Abstract
The film convention of the biographical motion picture – the biopic – is a dramatic exploration of the lives of actual people living or dead. In recent decades this form has been the focus of experimentation for filmmakers engaged in testing the limits of historical storytelling. While the conventions of the historical fiction film have expanded and diversified, particularly in their pictorial style, contemporaneous developments in life-writing and unreliable narration in fiction have rarely been explored in film.
The film I, Eugenia by Gabrielle Finnane explores the narrative possibilities of the biographical film genre through an experimental exploration of a contentious and marginal figure in Australian history – the cross-dresser Eugenia Falleni. The film’s visual style: hot sunlight, deep interior colours and the childlike stubbornness of the characters form a ritual mask for the film's droll reflections on the enigma of being oneself. Narrated by a deceased Falleni, the ironic voiceover and hieratic imagery – tableaux staged in provincial Sydney's deserted spaces – suggest historical dream-image, rather than historical reconstruction. The film combines an awareness of the unreliability of the narrator with a sense of the inaccessibility of the past.

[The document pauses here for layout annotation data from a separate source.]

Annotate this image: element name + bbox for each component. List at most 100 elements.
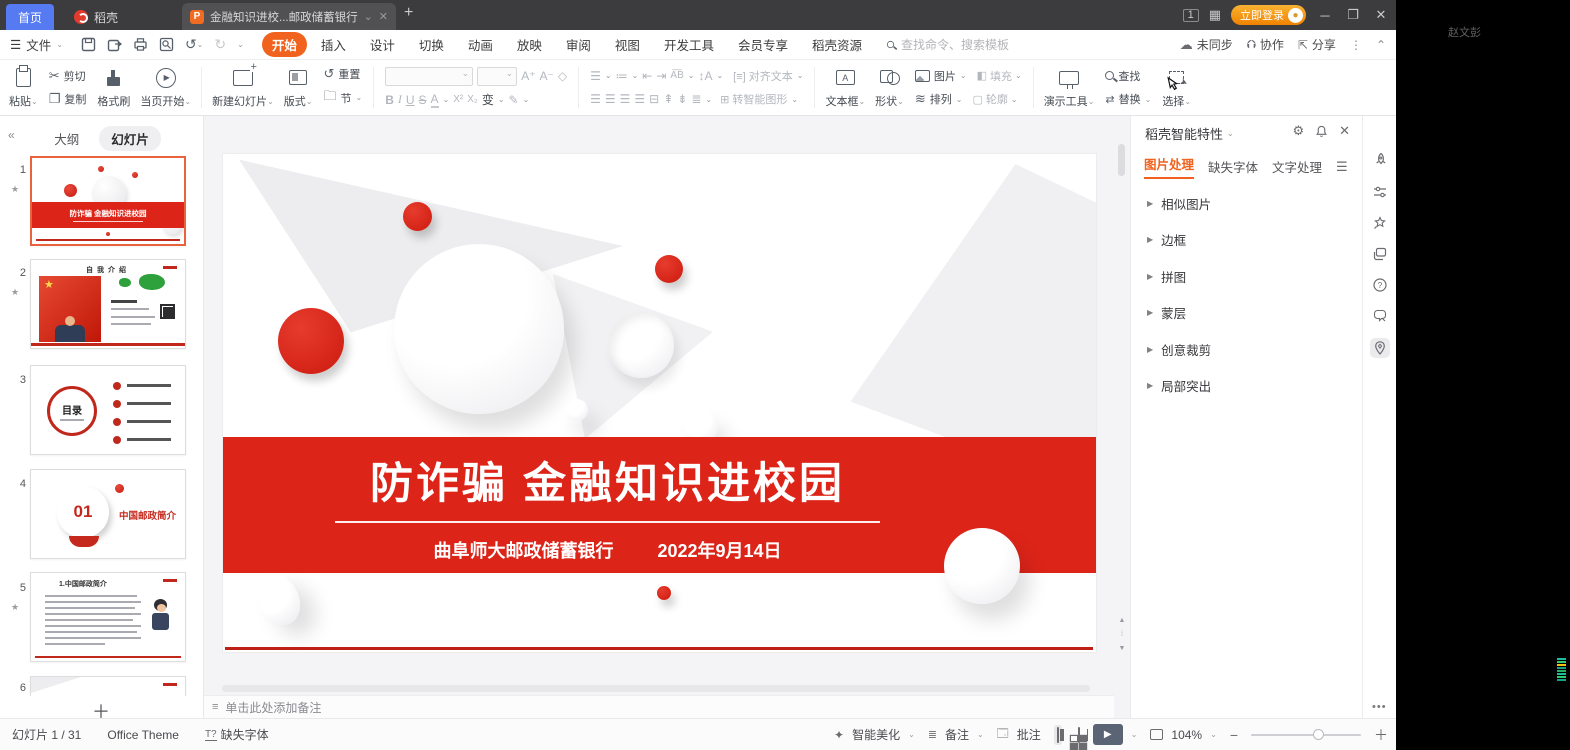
tab-image-processing[interactable]: 图片处理 <box>1144 154 1194 179</box>
tab-close-icon[interactable]: ✕ <box>379 10 388 23</box>
menu-item-insert[interactable]: 插入 <box>311 32 356 57</box>
align-right-button[interactable]: ☰ <box>620 92 631 106</box>
customize-toolbar-icon[interactable]: ⌄ <box>237 40 244 49</box>
underline-button[interactable]: U <box>406 93 415 107</box>
font-color-button[interactable]: A <box>431 92 439 108</box>
slide-canvas[interactable]: 防诈骗 金融知识进校园 曲阜师大邮政储蓄银行 2022年9月14日 ≡ 单击此处… <box>204 116 1114 718</box>
login-button[interactable]: 立即登录 ● <box>1231 5 1306 25</box>
panel-item-mask[interactable]: ▶蒙层 <box>1147 303 1186 322</box>
menu-item-home[interactable]: 开始 <box>262 32 307 57</box>
shapes-button[interactable]: 形状⌄ <box>870 62 909 113</box>
zoom-out-button[interactable]: − <box>1230 727 1238 743</box>
menu-item-transition[interactable]: 切换 <box>409 32 454 57</box>
workspace-switch-icon[interactable]: 1 <box>1183 9 1199 22</box>
print-icon[interactable] <box>133 37 148 52</box>
apps-grid-icon[interactable]: ▦ <box>1209 7 1221 23</box>
panel-menu-icon[interactable]: ☰ <box>1336 159 1348 175</box>
slide-thumbnail-5[interactable]: 1.中国邮政简介 <box>30 572 186 662</box>
superscript-button[interactable]: X² <box>453 94 463 105</box>
panel-item-border[interactable]: ▶边框 <box>1147 230 1186 249</box>
theme-name[interactable]: Office Theme <box>107 728 179 742</box>
normal-view-button[interactable] <box>1054 725 1062 745</box>
layers-copy-icon[interactable] <box>1370 244 1390 264</box>
tab-pin-icon[interactable]: ⌄ <box>364 10 373 23</box>
panel-item-collage[interactable]: ▶拼图 <box>1147 267 1186 286</box>
sliders-icon[interactable] <box>1370 182 1390 202</box>
number-list-button[interactable]: ≔ <box>616 69 628 83</box>
bell-icon[interactable] <box>1315 125 1328 138</box>
char-spacing-button[interactable]: A͞B <box>670 70 683 81</box>
command-search[interactable]: 查找命令、搜索模板 <box>886 36 1009 53</box>
slide-1-editor[interactable]: 防诈骗 金融知识进校园 曲阜师大邮政储蓄银行 2022年9月14日 <box>222 153 1097 653</box>
increase-font-button[interactable]: A⁺ <box>521 69 535 83</box>
fill-button[interactable]: ◧填充⌄ <box>977 68 1022 84</box>
rail-more-icon[interactable]: ••• <box>1372 701 1387 713</box>
help-icon[interactable]: ? <box>1370 275 1390 295</box>
font-size-dropdown[interactable] <box>477 67 517 86</box>
notes-toggle-button[interactable]: ≣备注⌄ <box>928 726 984 743</box>
tab-outline[interactable]: 大纲 <box>42 126 91 151</box>
tab-slides[interactable]: 幻灯片 <box>99 126 161 151</box>
find-replace-icon[interactable] <box>159 37 174 52</box>
indent-button[interactable]: ⇥ <box>656 69 666 83</box>
play-from-current-button[interactable]: ▶ 当页开始⌄ <box>135 62 196 113</box>
zoom-in-button[interactable]: ＋ <box>1374 725 1388 745</box>
paste-button[interactable]: 粘贴⌄ <box>4 62 43 113</box>
bold-button[interactable]: B <box>385 93 394 107</box>
menu-item-view[interactable]: 视图 <box>605 32 650 57</box>
undo-button[interactable]: ↺⌄ <box>185 36 203 53</box>
zoom-slider[interactable] <box>1251 734 1361 736</box>
row-spacing-down-icon[interactable]: ⇟ <box>677 92 687 106</box>
decrease-font-button[interactable]: A⁻ <box>540 69 554 83</box>
highlight-button[interactable]: ✎ <box>509 93 519 107</box>
panel-item-similar-images[interactable]: ▶相似图片 <box>1147 194 1211 213</box>
find-button[interactable]: 查找 <box>1101 68 1155 84</box>
title-block[interactable]: 防诈骗 金融知识进校园 曲阜师大邮政储蓄银行 2022年9月14日 <box>335 449 880 563</box>
slide-thumbnail-2[interactable]: 自我介绍 ★ <box>30 259 186 349</box>
picture-button[interactable]: 图片⌄ <box>915 68 967 84</box>
slide-nav-buttons[interactable]: ▲⁞▼ <box>1116 614 1128 656</box>
sync-status[interactable]: ☁未同步 <box>1180 36 1233 53</box>
menu-item-resources[interactable]: 稻壳资源 <box>802 32 872 57</box>
comments-button[interactable]: 🗔批注 <box>997 725 1041 744</box>
new-slide-button[interactable]: 新建幻灯片⌄ <box>207 62 279 113</box>
menu-item-review[interactable]: 审阅 <box>556 32 601 57</box>
feedback-icon[interactable] <box>1370 306 1390 326</box>
rocket-icon[interactable] <box>1370 150 1390 170</box>
collaborate-button[interactable]: ⮉协作 <box>1247 36 1284 53</box>
align-left-button[interactable]: ☰ <box>590 92 601 106</box>
paragraph-spacing-button[interactable]: ≣ <box>691 92 701 106</box>
slideshow-play-button[interactable]: ▶ <box>1093 724 1123 745</box>
distribute-button[interactable]: ⊟ <box>649 92 659 106</box>
vertical-scrollbar[interactable] <box>1118 144 1125 176</box>
bullet-list-button[interactable]: ☰ <box>590 69 601 83</box>
slide-thumbnail-4[interactable]: 01 中国邮政简介 <box>30 469 186 559</box>
textbox-button[interactable]: A 文本框⌄ <box>820 62 870 113</box>
replace-button[interactable]: ⇄替换⌄ <box>1101 91 1155 107</box>
outline-button[interactable]: ▢轮廓⌄ <box>972 91 1017 107</box>
zoom-slider-knob[interactable] <box>1313 729 1324 740</box>
redo-button[interactable]: ↻ <box>214 36 226 53</box>
slide-layout-button[interactable]: 版式⌄ <box>279 62 318 113</box>
menu-item-devtools[interactable]: 开发工具 <box>654 32 724 57</box>
tab-missing-fonts[interactable]: 缺失字体 <box>1208 157 1258 176</box>
strike-button[interactable]: S <box>419 93 427 107</box>
outdent-button[interactable]: ⇤ <box>642 69 652 83</box>
slide-thumbnail-6[interactable] <box>30 676 186 696</box>
subscript-button[interactable]: X₂ <box>467 94 478 105</box>
menu-item-animation[interactable]: 动画 <box>458 32 503 57</box>
magic-star-icon[interactable] <box>1370 213 1390 233</box>
notes-bar[interactable]: ≡ 单击此处添加备注 <box>204 695 1114 718</box>
menu-item-slideshow[interactable]: 放映 <box>507 32 552 57</box>
copy-button[interactable]: ❐复制 <box>45 91 91 107</box>
italic-button[interactable]: I <box>398 92 402 107</box>
menu-item-design[interactable]: 设计 <box>360 32 405 57</box>
slide-subtitle-date[interactable]: 2022年9月14日 <box>657 537 781 563</box>
close-panel-icon[interactable]: ✕ <box>1339 123 1350 139</box>
tab-store[interactable]: 稻壳 <box>60 4 172 30</box>
reading-view-button[interactable] <box>1078 728 1080 742</box>
smart-beautify-button[interactable]: ✦智能美化⌄ <box>834 726 915 743</box>
share-button[interactable]: ⇱分享 <box>1298 36 1336 53</box>
maximize-button[interactable]: ❐ <box>1344 7 1362 23</box>
tab-document[interactable]: P 金融知识进校...邮政储蓄银行 ⌄ ✕ <box>182 3 396 30</box>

The screening history of I Eugenia demonstrates its significance and value: in 1998 the film received the Dendy Award for Best Australian Short Film, General Category, at the Sydney Film Festival; 1999 it was one of only four short films selected from international competition to screen with 24 feature films in the Seattle Women In Cinema Film Festival; it has been competitively selected for screening in 16 international film festivals.